When you hear the phrase “drug withdrawal,” what comes to mind? Many people probably think about symptoms associated with dependence on opioids. People who stop smoking may also experience unpleasant reactions when they stop “cold turkey.” Ditto for those who suffer from alcohol use disorder.
What most people do not realize, however, is that many prescribed medications can also trigger a “discontinuation syndrome.” That’s the medical terminology doctors, drug companies and the Food and Drug Administration use to describe the symptoms of stopping a number of medicines that usually are not associated with a substance use disorder.
Benzodiazepines such as alprazolam (Xanax), diazepam (Valium) or lorazepam (Ativan) are often prescribed to help people cope with anxiety or panic disorder. In theory, doctors should prescribe them for a limited period of time, not more than two to four months.
However, many people are prescribed benzos for years. When they try to discontinue such medications, the results can be overwhelming. One reader describes a friend’s experience.
“I have a friend who is addicted to alprazolam (Xanax). She has been to drug treatment centers three times to try and get off it but can’t bear the symptoms.
“I have known her for over 24 years, and she has become less able to function. She wishes she had never taken this drug.”
Antidepressants can also produce unexpected withdrawal symptoms. A reader has had quite a difficult time with this. “I had a terrible time both taking venlafaxine (Effexor) and getting off it. It literally changed my personality. I was switched to duloxetine (Cymbalta) and now I’m having a really hard time stopping it, too.
“I’m down to 20 milligrams but can’t get lower. My side effects are anxiety, fatigue, tinnitus, brain zaps, trouble finding words, nightmares and diarrhea. Mostly I am really dizzy. I wish someone had told me before I started how difficult it would be to stop.”
Many doctors have become cautious about prescribing opioids for pain. They often turn to alternatives such as tramadol (Ultram).
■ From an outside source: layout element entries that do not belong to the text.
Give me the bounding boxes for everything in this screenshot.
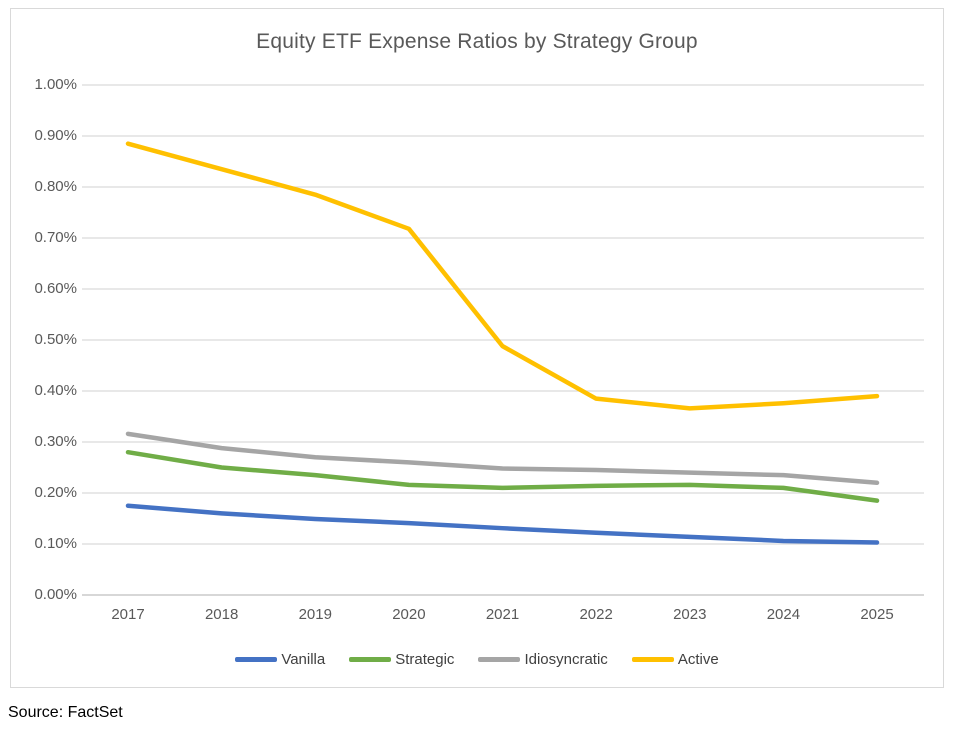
y-axis-tick-label: 0.80% (34, 178, 77, 195)
chart-frame: Equity ETF Expense Ratios by Strategy Gr… (10, 8, 944, 688)
y-axis-tick-label: 0.00% (34, 586, 77, 603)
x-axis-tick-label: 2018 (204, 606, 239, 623)
y-axis-tick-label: 0.40% (34, 382, 77, 399)
legend-line-swatch (478, 657, 521, 662)
plot-area (82, 84, 924, 596)
series-line-vanilla (125, 503, 880, 545)
x-axis-tick-label: 2017 (111, 606, 145, 623)
x-axis-tick-label: 2021 (485, 606, 520, 623)
y-axis-tick-label: 0.30% (34, 433, 77, 450)
legend-label: Vanilla (281, 651, 326, 668)
chart-title: Equity ETF Expense Ratios by Strategy Gr… (256, 30, 698, 53)
legend-label: Idiosyncratic (524, 651, 608, 668)
x-axis-tick-label: 2019 (298, 606, 332, 623)
x-axis-tick-label: 2024 (766, 606, 801, 623)
legend-line-swatch (235, 657, 278, 662)
legend-label: Strategic (395, 651, 455, 668)
y-axis-tick-label: 0.50% (34, 331, 77, 348)
x-axis-tick-label: 2025 (860, 606, 894, 623)
legend-label: Active (677, 651, 719, 668)
legend: Vanilla Strategic Idiosyncratic Active (11, 651, 943, 668)
series-line-idiosyncratic (125, 431, 880, 486)
y-axis-tick-label: 0.60% (34, 280, 77, 297)
series-line-strategic (125, 449, 880, 503)
source-note: Source: FactSet (8, 704, 123, 721)
legend-line-swatch (631, 657, 674, 662)
y-axis-tick-label: 1.00% (34, 76, 77, 93)
y-axis-tick-label: 0.20% (34, 484, 77, 501)
x-axis-tick-label: 2020 (392, 606, 426, 623)
legend-line-swatch (349, 657, 392, 662)
legend-item-strategic: Strategic (349, 651, 454, 668)
x-axis-tick-label: 2023 (673, 606, 707, 623)
y-axis-tick-label: 0.10% (34, 535, 77, 552)
series-line-active (125, 141, 880, 411)
legend-item-idiosyncratic: Idiosyncratic (478, 651, 608, 668)
y-axis-tick-label: 0.90% (34, 127, 77, 144)
y-axis-tick-label: 0.70% (34, 229, 77, 246)
x-axis-tick-label: 2022 (579, 606, 613, 623)
legend-item-active: Active (631, 651, 719, 668)
legend-item-vanilla: Vanilla (235, 651, 325, 668)
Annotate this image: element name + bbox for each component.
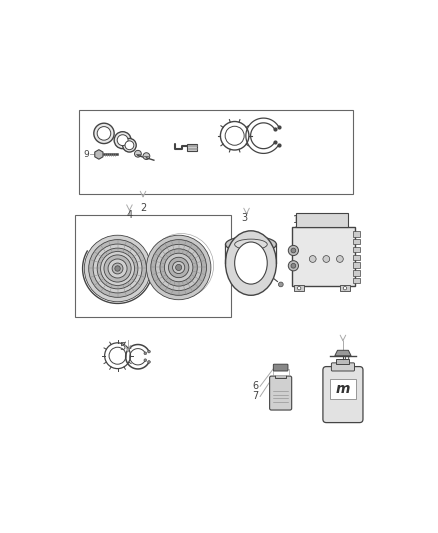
Circle shape <box>108 259 127 278</box>
Bar <box>330 379 356 399</box>
Circle shape <box>169 257 189 278</box>
Bar <box>353 270 360 276</box>
Bar <box>353 278 360 284</box>
Circle shape <box>146 235 211 300</box>
Circle shape <box>115 266 120 271</box>
Bar <box>353 247 360 252</box>
Bar <box>353 262 360 268</box>
Circle shape <box>143 153 150 159</box>
FancyBboxPatch shape <box>270 376 292 410</box>
Circle shape <box>160 249 197 286</box>
Circle shape <box>297 286 301 290</box>
Circle shape <box>288 261 298 271</box>
Circle shape <box>144 359 147 361</box>
Bar <box>353 255 360 260</box>
Circle shape <box>148 360 150 364</box>
Bar <box>353 231 360 237</box>
Bar <box>340 285 350 291</box>
Circle shape <box>114 132 131 149</box>
Circle shape <box>336 256 343 262</box>
Polygon shape <box>335 350 351 356</box>
Circle shape <box>104 255 131 282</box>
Bar <box>353 239 360 245</box>
Ellipse shape <box>235 239 267 249</box>
Bar <box>293 227 355 286</box>
Circle shape <box>309 256 316 262</box>
Circle shape <box>112 263 123 274</box>
Text: 4: 4 <box>127 210 132 220</box>
Circle shape <box>176 264 182 271</box>
Circle shape <box>323 256 330 262</box>
Circle shape <box>88 240 146 297</box>
Circle shape <box>164 253 193 282</box>
Text: 9: 9 <box>83 150 88 159</box>
Circle shape <box>291 248 296 253</box>
Circle shape <box>144 352 147 354</box>
Text: 3: 3 <box>242 213 248 223</box>
FancyBboxPatch shape <box>323 367 363 423</box>
Text: 7: 7 <box>252 391 258 401</box>
Bar <box>273 369 289 375</box>
Circle shape <box>134 150 141 157</box>
Polygon shape <box>187 143 197 151</box>
Circle shape <box>117 135 128 146</box>
Circle shape <box>288 245 298 256</box>
Text: 5: 5 <box>120 342 126 352</box>
Ellipse shape <box>226 236 276 253</box>
Ellipse shape <box>226 231 276 295</box>
Bar <box>336 359 350 364</box>
Text: 8: 8 <box>344 356 350 366</box>
Circle shape <box>123 139 136 152</box>
Circle shape <box>97 248 138 289</box>
Text: 1: 1 <box>293 215 299 225</box>
Text: m: m <box>336 382 350 395</box>
Bar <box>78 110 353 195</box>
FancyBboxPatch shape <box>273 364 288 371</box>
Circle shape <box>101 252 134 286</box>
Circle shape <box>279 282 283 287</box>
Circle shape <box>97 127 111 140</box>
Circle shape <box>173 261 185 273</box>
Text: 6: 6 <box>252 381 258 391</box>
Polygon shape <box>95 150 103 159</box>
Bar <box>75 215 231 317</box>
Text: 2: 2 <box>140 203 146 213</box>
Circle shape <box>94 123 114 143</box>
Circle shape <box>84 235 151 302</box>
Bar <box>296 213 348 227</box>
Circle shape <box>125 141 134 150</box>
FancyBboxPatch shape <box>332 363 354 371</box>
Ellipse shape <box>235 242 267 284</box>
Circle shape <box>291 263 296 268</box>
Circle shape <box>151 240 206 295</box>
Circle shape <box>343 286 346 290</box>
Bar <box>294 285 304 291</box>
Circle shape <box>148 350 150 353</box>
Bar <box>276 370 286 378</box>
Circle shape <box>155 245 202 290</box>
Circle shape <box>93 244 142 293</box>
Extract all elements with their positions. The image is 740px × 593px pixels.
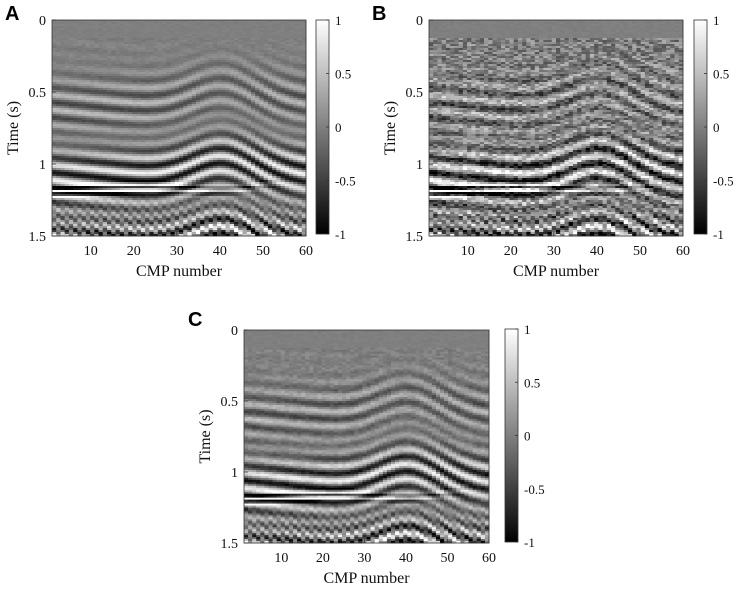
heatmap bbox=[52, 20, 306, 236]
panel-letter: A bbox=[5, 3, 19, 25]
It’s been described as a non-addicting analgesic with a “low potential for abuse.” But hundreds of visitors to our website (www.PeoplesPharmacy.com) describe difficulty stopping this medication. Here is just one example:
“I am currently in bed with severe vomiting and diarrhea. Those are withdrawal symptoms from stopping tramadol. I was on this drug for severe pain due to an arthritic spine. When I read about withdrawal symptoms, I discarded my tramadol.
“That was a mistake, I know. I just couldn’t bear the thought of swallowing any more. The cold turkey symptoms are awful: depression, irritability and digestive distress being the worst. On reflection, I should have taken the tapering-off route.”
Sadly, neither the Food and Drug Administration nor the drug makers offer people a clear path to discontinuing benzos, antidepressants or tramadol. As a result, many physicians lack the information to guide patients who want to stop taking such drugs.
One resource, the Ashton Manual, was developed by a British physician. Heather Ashton was also a psychopharmacologist. She offers detailed protocols for getting off benzodiazepines and antidepressants. We wish more health professionals would warn patients that discontinuing such medicines suddenly can trigger serious adverse reactions.